Detalhes bibliográficos
Ano de defesa: 2025
Autor(a) principal: Carvalho, Bianca Naomi de
Orientador(a): Não Informado pela instituição
Banca de defesa: Não Informado pela instituição
Tipo de documento: Dissertação
Tipo de acesso: Acesso aberto
Idioma: por
Instituição de defesa: Biblioteca Digitais de Teses e Dissertações da USP
Programa de Pós-Graduação: Não Informado pela instituição
Departamento: Não Informado pela instituição
País: Não Informado pela instituição
Palavras-chave em Português:
Link de acesso: https://www.teses.usp.br/teses/disponiveis/17/17154/tde-24062025-110558/
Resumo: Estudos moleculares em câncer ampliaram o entendimento molecular do câncer-específico, bem como o entendimento de mecanismos comuns. Embora novas terapias, como os inibidores de checkpoint imunológico, ofereçam melhora nos desfechos clínicos, a eficácia ainda é restrita a um subgrupo de pacientes. A toxicidade associada ao tratamento e seu alto custo representam um desafio importante para o uso e reforçam a necessidade para seleção de pacientes. Após décadas de estudos, poucos biomarcadores foram incorporados às clínicas.
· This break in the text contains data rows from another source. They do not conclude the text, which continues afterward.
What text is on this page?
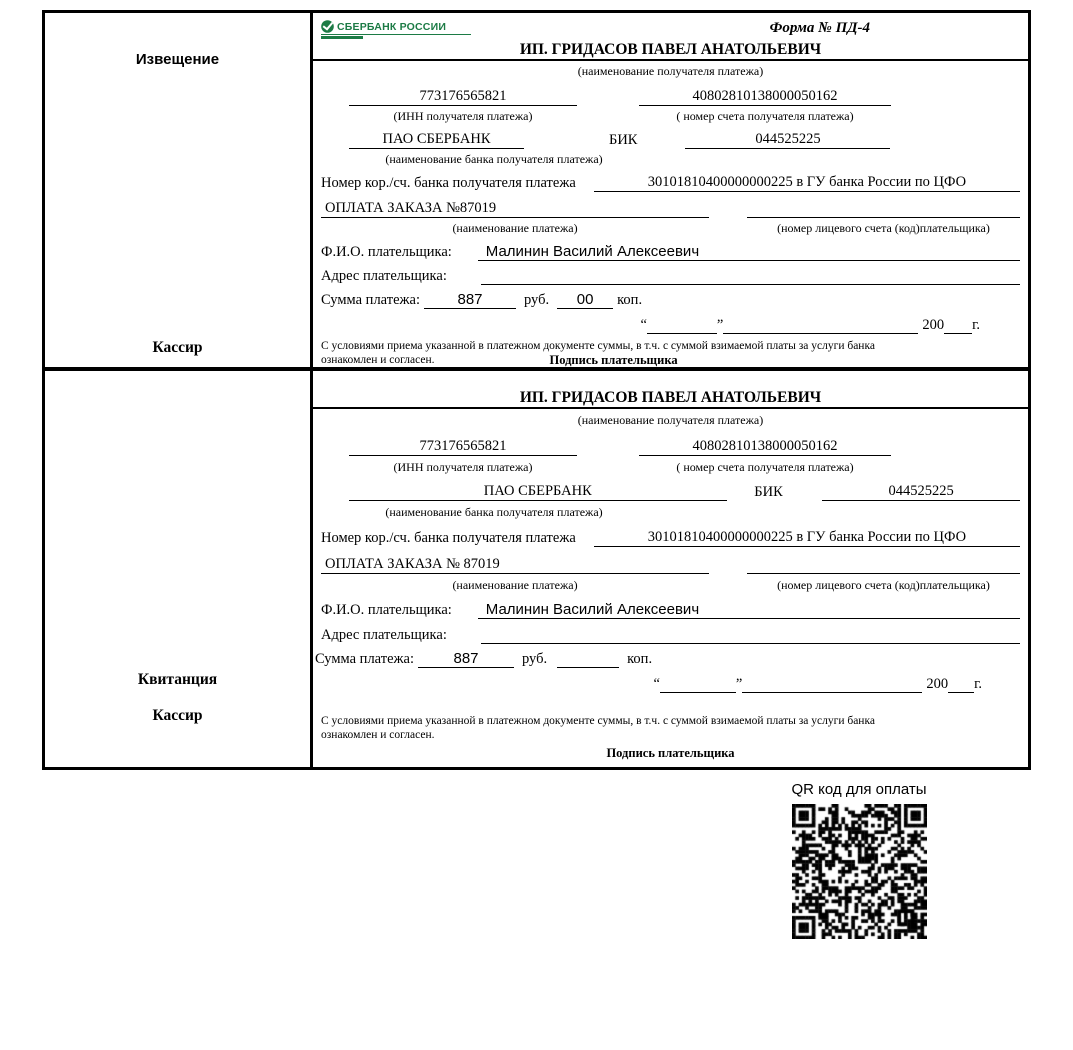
Извещение
Кассир
СБЕРБАНК РОССИИ	Форма № ПД-4
ИП. ГРИДАСОВ ПАВЕЛ АНАТОЛЬЕВИЧ
(наименование получателя платежа)
773176565821	40802810138000050162
(ИНН получателя платежа)	( номер счета получателя платежа)
ПАО СБЕРБАНК	БИК	044525225
(наименование банка получателя платежа)
Номер кор./сч. банка получателя платежа	30101810400000000225 в ГУ банка России по ЦФО
ОПЛАТА ЗАКАЗА №87019
(наименование платежа)	(номер лицевого счета (код)плательщика)
Ф.И.О. плательщика:	Малинин Василий Алексеевич
Адрес плательщика:
Сумма платежа:	887	руб.	00	коп.
“	”	200 г.
С условиями приема указанной в платежном документе суммы, в т.ч. с суммой взимаемой платы за услуги банка
ознакомлен и согласен.	Подпись плательщика
Квитанция
Кассир
ИП. ГРИДАСОВ ПАВЕЛ АНАТОЛЬЕВИЧ
(наименование получателя платежа)
773176565821	40802810138000050162
(ИНН получателя платежа)	( номер счета получателя платежа)
ПАО СБЕРБАНК	БИК	044525225
(наименование банка получателя платежа)
Номер кор./сч. банка получателя платежа	30101810400000000225 в ГУ банка России по ЦФО
ОПЛАТА ЗАКАЗА № 87019
(наименование платежа)	(номер лицевого счета (код)плательщика)
Ф.И.О. плательщика:	Малинин Василий Алексеевич
Адрес плательщика:
Сумма платежа:	887	руб.	коп.
“	”	200 г.
С условиями приема указанной в платежном документе суммы, в т.ч. с суммой взимаемой платы за услуги банка
ознакомлен и согласен.
Подпись плательщика
QR код для оплаты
Assim, ampliar a investigação desses inibidores é fundamental para melhorar o cuidado de pacientes oncológicos. No presente trabalho avaliamos o comprimento telomérico como um potencial biomarcador para resposta à imunoterapia. O comprimento telomérico está associado a instabilidade genômica, o que pode gerar mais epítopos e, assim, influenciar a resposta à imunoterapia. Para isso, dados foram extraídos de bancos de dados públicos com pacientes tratados com imunoterapia, e o comprimento telomérico foi estimado em dados de exoma somático e germinativo, através da ferramenta TELSEQ. A análise de regressão logística revelou uma associação significativa entre o comprimento do telômero no tumor e a resposta clínica, especialmente para pacientes com melanoma. O coeficiente de regressão para o comprimento telomérico estimado foi de -0,533 (p = 0,001), indicando que, à medida que o comprimento do telômero diminui, a probabilidade de uma resposta clínica positiva aumenta nesse tipo tumoral. Nosso trabalho, pela primeira vez, identificou comprimento telomérico como um potencial biomarcador para resposta a imunoterapia, que poderá auxiliar na indicação deste tratamento para pacientes oncológicos. Estudos prospectivos para validação serão necessários antes do uso clínico de comprimento telomérico como biomarcador para imunoterapia.